Así, en 250 páginas, con crónica tras crónica, Pier, César y Carlos, han hecho un notable y múltiple retrato de la ciudad que transitan cada día buscando noticias, personajes. En pocos años, para saber cómo era Trujillo en el primer quinquenio del siglo 21 habrá que buscar este libro.

¿El título? “Devuélveme tu Historia. Crónicas, perfiles y otras hierbas” editado con ayuda de la Universidad Antenor Orrego.

Lo interesante de los textos es que todos están escritos en registro de crónica con estilo del llamado “nuevo periodismo”, aquel que echa mano de la literatura para contar de mejor manera lo que hay que contar pero que requiere, para que sean atractivos, de cultura y talento.

Son muchas crónicas pero nos han interesado particularmente los Perfiles.

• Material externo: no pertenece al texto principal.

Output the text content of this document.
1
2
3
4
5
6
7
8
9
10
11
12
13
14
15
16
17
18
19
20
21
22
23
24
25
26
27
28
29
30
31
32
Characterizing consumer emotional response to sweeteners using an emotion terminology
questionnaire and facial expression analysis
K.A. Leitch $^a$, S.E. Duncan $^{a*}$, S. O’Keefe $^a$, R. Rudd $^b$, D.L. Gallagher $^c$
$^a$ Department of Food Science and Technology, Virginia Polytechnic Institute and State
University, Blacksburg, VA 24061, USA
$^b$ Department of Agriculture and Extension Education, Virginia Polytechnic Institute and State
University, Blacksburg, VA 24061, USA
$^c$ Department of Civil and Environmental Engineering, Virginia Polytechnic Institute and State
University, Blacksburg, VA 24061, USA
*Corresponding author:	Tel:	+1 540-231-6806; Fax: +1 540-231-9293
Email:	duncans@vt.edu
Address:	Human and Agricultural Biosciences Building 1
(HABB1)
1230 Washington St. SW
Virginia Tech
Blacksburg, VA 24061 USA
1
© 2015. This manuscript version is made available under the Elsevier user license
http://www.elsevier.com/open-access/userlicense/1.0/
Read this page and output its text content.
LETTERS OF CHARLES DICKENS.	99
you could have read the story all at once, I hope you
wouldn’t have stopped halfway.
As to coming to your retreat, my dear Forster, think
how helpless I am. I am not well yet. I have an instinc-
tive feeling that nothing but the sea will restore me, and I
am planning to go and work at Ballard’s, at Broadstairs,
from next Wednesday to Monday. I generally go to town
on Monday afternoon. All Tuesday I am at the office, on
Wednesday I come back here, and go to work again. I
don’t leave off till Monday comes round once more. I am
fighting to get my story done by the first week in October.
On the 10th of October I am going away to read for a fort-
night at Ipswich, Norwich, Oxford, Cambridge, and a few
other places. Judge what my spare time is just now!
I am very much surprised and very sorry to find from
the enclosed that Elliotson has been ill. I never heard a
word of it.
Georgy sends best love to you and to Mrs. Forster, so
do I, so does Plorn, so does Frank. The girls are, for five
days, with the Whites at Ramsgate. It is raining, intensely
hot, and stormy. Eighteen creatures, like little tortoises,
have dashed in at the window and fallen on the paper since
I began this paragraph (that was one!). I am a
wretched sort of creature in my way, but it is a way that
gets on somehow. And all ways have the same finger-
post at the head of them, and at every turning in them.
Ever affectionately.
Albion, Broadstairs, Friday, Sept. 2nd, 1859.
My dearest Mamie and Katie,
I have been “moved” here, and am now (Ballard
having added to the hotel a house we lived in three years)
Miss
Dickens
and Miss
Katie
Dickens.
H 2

Aquí, solo tres ejemplos:

Carlos Otiniano eligió entre otros al peluquero Felipe Aguilar: “…Me senté en el sillón giratorio más cercano a la puerta y lo vi sacar una navaja de un cajón. Yo esperaba una tijera. Luego roció agua sobre mi cabeza con un pulverizador y empezó a cortarme las mechas.

-¿Usted no usa tijera?

-Noooo, con tijera el cabello no queda parejito.

Con una peineta desenredaba mi cabello humedecido y deja expuesto al paso rasante de la navaja esos centímetros de más. El espejo biselado mostraba a un hombre bajito y gordito, de unos 60 años. Dos párpados gruesos resguardaban sus ojos rasgados y sobre su frente resaltaba una cicatriz…”.

César Clavijo persiguió a César Acuña el día en que juró como Alcalde luego de derrotar al APRA. Al fin de la jornada, un banquete: “Sirven tarde los potajes. Eso no le importa al alcalde, pues tiene tiempo para saludar a todos los presentes. Por la mañana ordenó que solo se prepararan 100 platos pro hay más invitados. Antes de despedirme le pregunto si el famoso modista italiano Ermenegildo Zegna confecciona ternos de su talla. “No, yo voy, me pruebo y después me los entallan”.

-Cinco mil u ocho mil dólares ¿Cuánto le cuestan? –le pregunto. Se ríe y se da la vuelta en busca de su asiento. Parece que su plato llegó a la mesa”.

Pier Bakarat hizo un día de trabajo con el popular general Octavio Salazar, que pacificó Trujillo: “… Su movilidad y su escolta lo esperan en la calle Bolívar, pero prefiere ir a pie a la Plaza de Armas por Pizarro. Su camisa blanca y sus galones llaman la atención de los transeúntes. Cruza Orbegoso y se encuentra con niños que marchan con carteles. Saluda a unos acariciándoles la cabeza. En la plaza se acerca a la mesa que instaló la Dirección Regional de Salud para la consulta ciudadana sobre problemas de la salud. Pero no vota.

Avanza. De pronto, alguien lo abraza por detrás. Voltea sorprendido. Es una señora vestida de azul y calzada con sandalias de jebe. Ella lo tiene sujeto de la cintura y él responde cruzando su brazo por cuello de la dama. “Muchas gracias por su trabajo” dice la señora…”.

No sabemos si el libro se consigue en alguna librería de Lima. Pero hay que conseguirlo. Santiago Roncagliolo les hizo unas líneas: “El Trujillo que tratan es un lugar donde la maravilla y la tragedia siempre están a punto de ocurrir, a menudo simultáneamente. Un espacio en el que las pequeñas historias de cada día se convierten en retratos cargados de humanidad”.